小さな聖クリストファー像のお守りをいつも持ち歩いている。
ララ(ダニエルの娘)…アシュリン・サンチェス
ファハド…ショーン・トーブ
グラハムの母…ブレバリー・トッド
ポップ・ライアン(ライアンの父親)…ブルース・カービー
フラナガン刑事(白人)…ウィリアム・フィクナー
ディクソン警察署長(黒人)…キース・デイビッド
シャニクア(アフリカ系)…ロレッタ・デヴァイン
マリア(ジーン、リック夫妻宅の黒人メイド)…ヨミ・ペリー
ドリ(ファハドの娘、ペルシャ系)…バハー・スーメク
シェリーン(ファハドの妻、ペルシャ系)…マリーナ・サーティス
銃取扱店のオーナー(白人)…ジャック・マクビー
ルシアン(車屋、白人)…ダト・バフタゼーズ
フレッド(キャメロンの同僚)…トニー・ダンザ
チョイ(轢かれた中国人)…グレッグ・パイク
キム・リー(事故の中国人、チョイの妻)…アレクシス・リー
カレン(リックの秘書)…ノーナ・ゲイ
エリザベス(ダニエルの妻)…カリーナ・アロヤブ
ゴメス警察官(メキシコ系)…エディー・フェルナンデス
女性警官…アマンダ・モレスコ
ケン・ホー(保険屋の男、日系)…アート・チュダバラ
ヒル警察官…ビリー・ギャロ
ジョンソン刑事…キャスリーン・ヨーク
ストーン警察官…ポール・E・ショート
ブルース…ケン・ガリートー
コンクリン(麻薬捜査官、白人)…マーティン・ノースマン
シャニクアの会社の受付(白人)…ケイト・スーパー
銃屋の警備員(白人)…ジェイデン・ランド
救急救命士…アーラン・スティール
移民の1人…オクタビオ・ゴメス ほか
あらすじ&解説・感想など
白人警官トム・ハンソン(ライアン・フィリップ)の話

(引用:http://www.tasteofcinema.com)
ロサンゼルス警察署に勤務する二十代の若手警察官トム(ライアン・フィリップ)の話です。

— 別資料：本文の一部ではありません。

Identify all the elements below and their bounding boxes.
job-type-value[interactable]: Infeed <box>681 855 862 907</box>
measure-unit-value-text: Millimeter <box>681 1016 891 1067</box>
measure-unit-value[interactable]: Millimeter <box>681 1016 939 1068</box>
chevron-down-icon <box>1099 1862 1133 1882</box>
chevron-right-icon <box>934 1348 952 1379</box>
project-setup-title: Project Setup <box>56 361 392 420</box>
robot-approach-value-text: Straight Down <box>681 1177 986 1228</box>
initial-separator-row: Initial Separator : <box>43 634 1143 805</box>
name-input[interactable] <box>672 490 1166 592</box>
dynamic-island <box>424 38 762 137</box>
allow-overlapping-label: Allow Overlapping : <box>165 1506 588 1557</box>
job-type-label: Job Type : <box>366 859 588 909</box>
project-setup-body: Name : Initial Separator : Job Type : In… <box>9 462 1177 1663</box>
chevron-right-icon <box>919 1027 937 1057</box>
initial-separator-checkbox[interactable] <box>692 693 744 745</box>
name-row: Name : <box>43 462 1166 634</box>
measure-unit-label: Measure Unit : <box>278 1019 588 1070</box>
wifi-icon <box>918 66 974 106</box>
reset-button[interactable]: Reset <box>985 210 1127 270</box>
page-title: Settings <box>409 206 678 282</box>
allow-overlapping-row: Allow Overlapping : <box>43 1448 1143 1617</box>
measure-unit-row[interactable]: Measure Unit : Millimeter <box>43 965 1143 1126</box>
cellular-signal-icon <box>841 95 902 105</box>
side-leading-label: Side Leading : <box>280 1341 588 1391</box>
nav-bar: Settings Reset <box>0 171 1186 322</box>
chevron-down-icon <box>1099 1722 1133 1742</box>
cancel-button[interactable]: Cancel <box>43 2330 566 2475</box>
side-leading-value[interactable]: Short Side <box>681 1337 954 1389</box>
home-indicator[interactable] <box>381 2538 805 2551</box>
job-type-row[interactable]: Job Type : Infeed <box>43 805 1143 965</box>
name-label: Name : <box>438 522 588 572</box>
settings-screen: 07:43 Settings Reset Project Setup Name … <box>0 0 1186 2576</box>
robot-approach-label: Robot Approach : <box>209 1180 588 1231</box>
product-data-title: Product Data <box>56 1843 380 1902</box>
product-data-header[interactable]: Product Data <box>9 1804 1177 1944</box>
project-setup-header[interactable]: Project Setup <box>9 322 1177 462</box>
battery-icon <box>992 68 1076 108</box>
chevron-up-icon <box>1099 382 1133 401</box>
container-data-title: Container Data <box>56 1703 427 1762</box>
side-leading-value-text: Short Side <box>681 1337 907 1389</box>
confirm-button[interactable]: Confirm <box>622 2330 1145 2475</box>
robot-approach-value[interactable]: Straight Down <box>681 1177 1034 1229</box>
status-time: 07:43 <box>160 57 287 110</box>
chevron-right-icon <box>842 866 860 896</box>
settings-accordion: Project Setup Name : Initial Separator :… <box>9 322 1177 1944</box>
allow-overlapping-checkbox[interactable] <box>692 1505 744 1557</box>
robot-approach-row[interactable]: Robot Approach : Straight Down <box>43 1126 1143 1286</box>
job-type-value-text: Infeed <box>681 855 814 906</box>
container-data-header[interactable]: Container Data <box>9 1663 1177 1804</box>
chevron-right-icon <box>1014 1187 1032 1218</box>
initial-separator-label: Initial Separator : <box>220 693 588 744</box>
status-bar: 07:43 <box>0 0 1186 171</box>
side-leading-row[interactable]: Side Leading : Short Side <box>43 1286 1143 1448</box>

トムは相棒のベテラン警官ライアン(マット・ディロン)と一緒に毎日街の見回りを行っています。
ある冬の日の夜。見回りしていたトムとライアンに、無線で「黒の高級RV車が盗まれた 犯人は若い黒人2人組みだ」と情報が入ります。
この情報が流れた直後、2人の前を全く同じ車種、色の車が通り過ぎました。
その車を運転していたのは黒人男性のキャメロン(テレンス・ハワード)で、助手席には妻のクリスティン(タンディ・ニュートン)が乗っていました。
車のナンバーは盗難車のものとは違うのに、ライアンはRV車をしつこく追いかけて路肩に停車させました。
ライアンはキャメロンに執拗な職務質問を行い、クリスティンにはセクハラをして、怒るキャメロンを「逮捕してもいいんだぞ」と脅しました。
キャメロンが謝るとライアンは2人を解放しますが、この一件を黙って見ていたトムは、黒人差別をしたライアンに嫌悪感を感じました。
警察署に戻ったトムは、署長(キース・デイビッド、黒人)に「相棒を変えるか、1人で巡回させて欲しい」と申し出ます。
すると署長は「ダメだ。ライアンは確かに人種差別主義者だが、事実を報告すれば彼を信じて使い続けてきた私の信用問題にもつながる。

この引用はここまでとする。